Canton Township and the City of Inkster were among the five communities who will share $200,000 in grant funding from the Community Policing Innovations Initiative.
The Community Foundation for Southeast Michigan awarded the grants to local police departments “to work with their communities to address issues in police practices, systems and services,” according to a prepared statement. The funding will be awarded to both the Canton Township Police Department and the Canton Coalition for Inclusive Communities; the Detroit Police Department; East Downtown Dearborn Development Authority and Black Legacy Advancement Coalition; the Inkster Police Department and Beloved Community Initiative and First AME Church of Farmington Hills.
This is the pilot phase of the grant funding and the focus of the effort is police use of force, officer accountability, disparate enforcement and treatment, re-imagining public safety, and truth and reconciliation,” according to the foundation statement.
Last week, Canton Township trustees authorized the formation of a new initiative called the Police Transparency and Guidance Subcommittee formed in collaboration with the Canton Police Department and the Canton Coalition for Inclusive Communities (CCIC). The group will operate as a subcommittee out of the CCIC, and be tasked with examining police misconduct investigations, with an emphasis on complaints regarding use of force, false arrest and complaints alleging racial profiling or bias-based policing, said Director of Police Services Chad Baugh.
“This committee will help express a community-driven voice as it relates to police service,” said Baugh. “As we deploy some of the best police officers in our state, we are at the same time increasing our transparency and developing another mechanism to find solutions and build a stronger bond with our citizens,” Baugh added.
The committee will be citizen-led, consisting of five diverse members of the CCIC who will provide annual reports with possible recommendations to the police chief.
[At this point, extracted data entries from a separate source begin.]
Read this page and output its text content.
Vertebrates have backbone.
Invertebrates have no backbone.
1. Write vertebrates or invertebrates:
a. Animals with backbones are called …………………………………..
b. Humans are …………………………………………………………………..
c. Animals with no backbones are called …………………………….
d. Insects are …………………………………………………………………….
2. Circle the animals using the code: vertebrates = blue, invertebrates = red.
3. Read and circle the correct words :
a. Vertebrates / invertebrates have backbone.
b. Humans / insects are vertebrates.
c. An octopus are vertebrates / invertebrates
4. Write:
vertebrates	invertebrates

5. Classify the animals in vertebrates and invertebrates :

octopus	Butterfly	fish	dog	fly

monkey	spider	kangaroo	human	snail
These reports and recommendations will be reviewed with the township supervisor and board of trustees, and the chief will address any strategic programming needs to meet the service expectations of the Canton community.
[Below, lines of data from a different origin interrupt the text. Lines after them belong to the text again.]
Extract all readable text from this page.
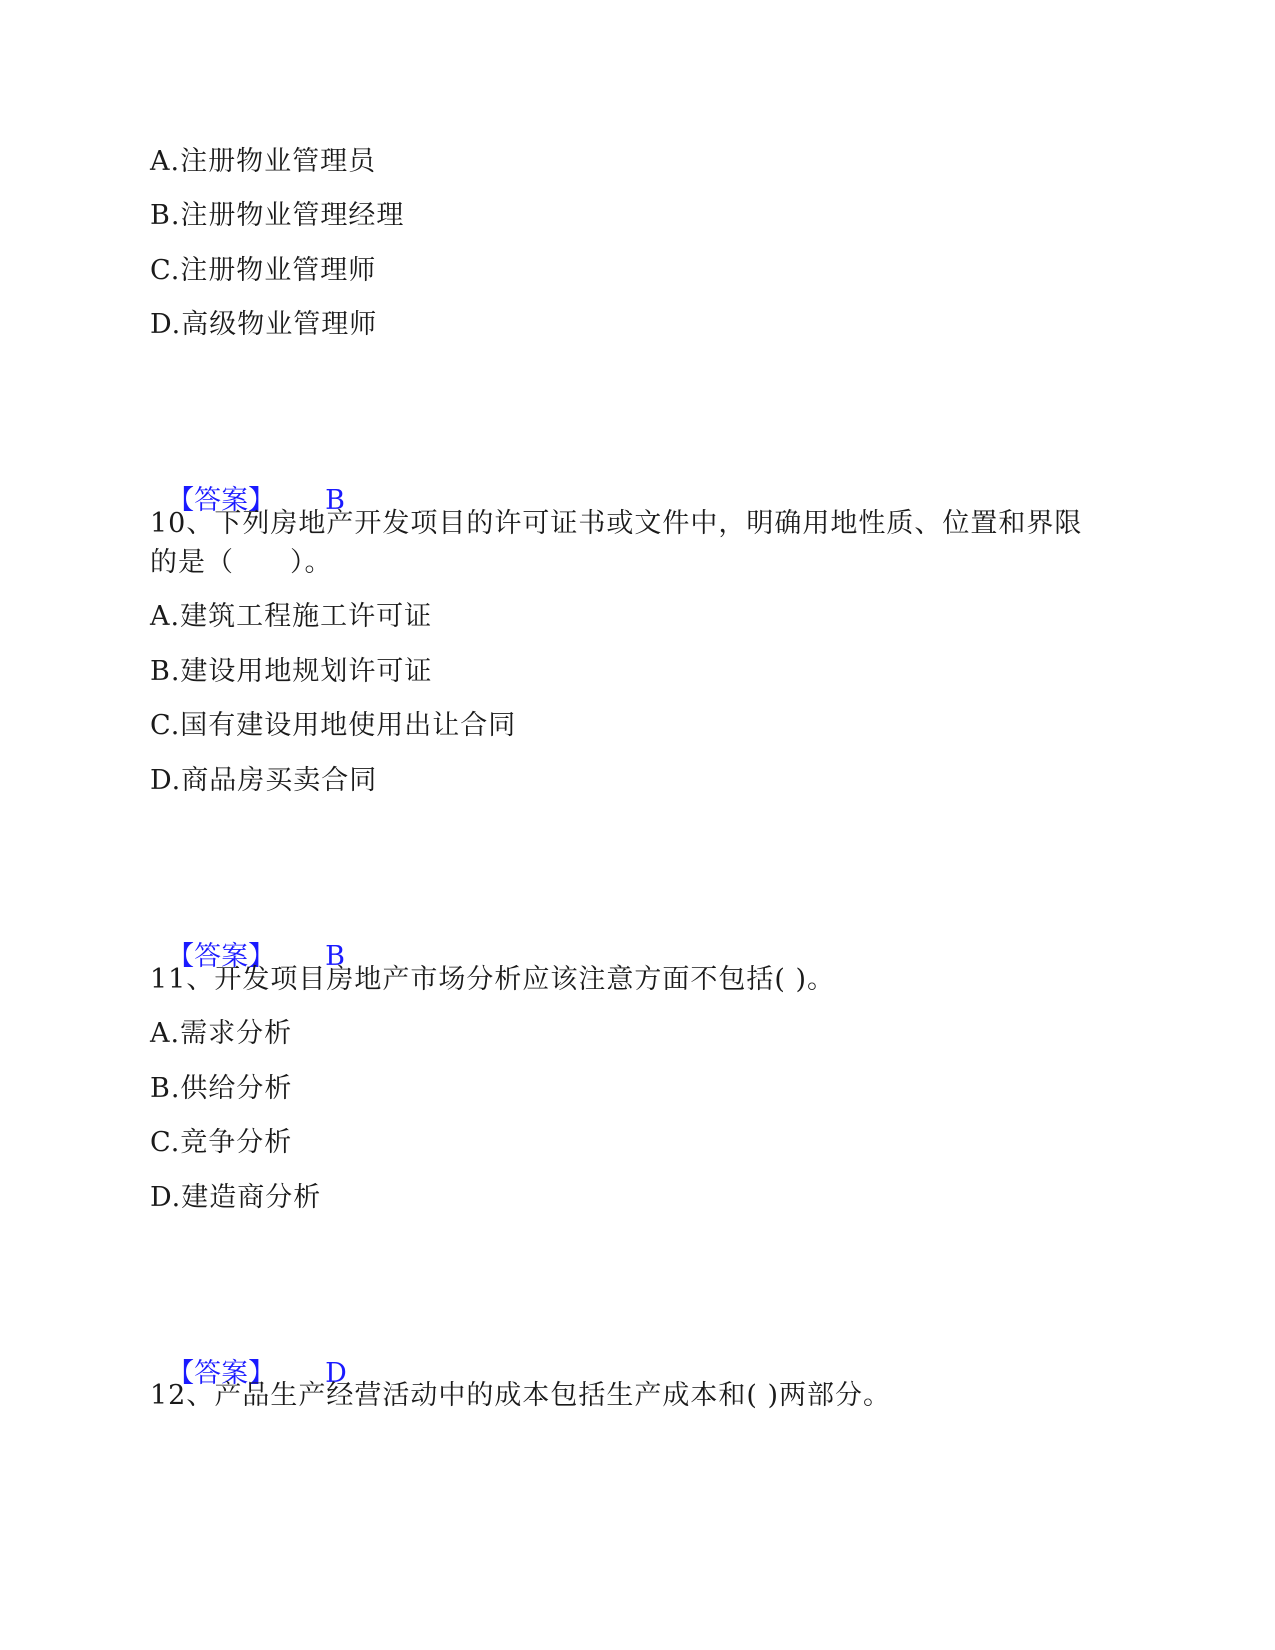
A.注册物业管理员
B.注册物业管理经理
C.注册物业管理师
D.高级物业管理师

【答案】 B

10、下列房地产开发项目的许可证书或文件中，明确用地性质、位置和界限
的是（　　）。
A.建筑工程施工许可证
B.建设用地规划许可证
C.国有建设用地使用出让合同
D.商品房买卖合同

【答案】 B

11、开发项目房地产市场分析应该注意方面不包括( )。
A.需求分析
B.供给分析
C.竞争分析
D.建造商分析

【答案】 D

12、产品生产经营活动中的成本包括生产成本和( )两部分。
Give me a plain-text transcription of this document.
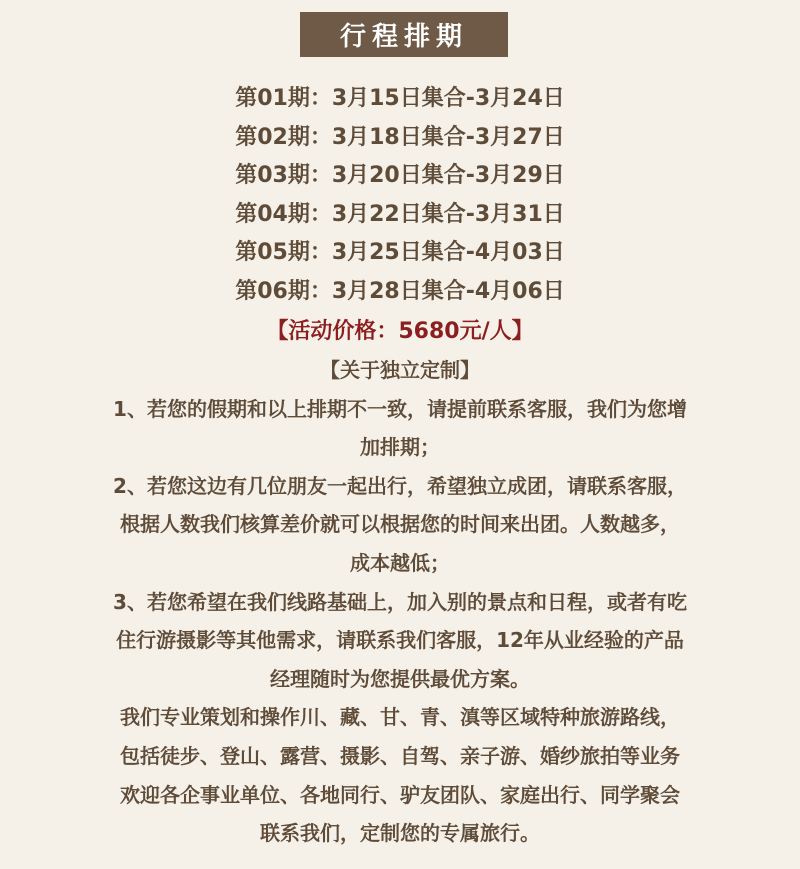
行程排期
第01期：3月15日集合-3月24日
第02期：3月18日集合-3月27日
第03期：3月20日集合-3月29日
第04期：3月22日集合-3月31日
第05期：3月25日集合-4月03日
第06期：3月28日集合-4月06日
【活动价格：5680元/人】
【关于独立定制】
1、若您的假期和以上排期不一致，请提前联系客服，我们为您增
加排期；
2、若您这边有几位朋友一起出行，希望独立成团，请联系客服，
根据人数我们核算差价就可以根据您的时间来出团。人数越多，
成本越低；
3、若您希望在我们线路基础上，加入别的景点和日程，或者有吃
住行游摄影等其他需求，请联系我们客服，12年从业经验的产品
经理随时为您提供最优方案。
我们专业策划和操作川、藏、甘、青、滇等区域特种旅游路线，
包括徒步、登山、露营、摄影、自驾、亲子游、婚纱旅拍等业务
欢迎各企事业单位、各地同行、驴友团队、家庭出行、同学聚会
联系我们，定制您的专属旅行。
“We are proud to say that Canton is taking a proactive step in strengthening our police and community partnership,” said Township Supervisor Anne Marie Graham-Hudak. “The new committee will not replace any of the current policy processes we have in place, but instead increase transparency and commitment to our residents,” Graham-Hudak added.
As part of the Community Policing Innovations Initiative, community groups will work with police departments “to develop community-driven, substantive, and pragmatic changes in the way that policing and public safety services are provided.”
The Community Policing Innovations Initiative was launched this year to effect police reform in southeast Michigan. The initiative is supported by funds from the Community Foundation for Southeast Michigan, Hudson-Webber Foundation, Ballmer Group and Oakland County.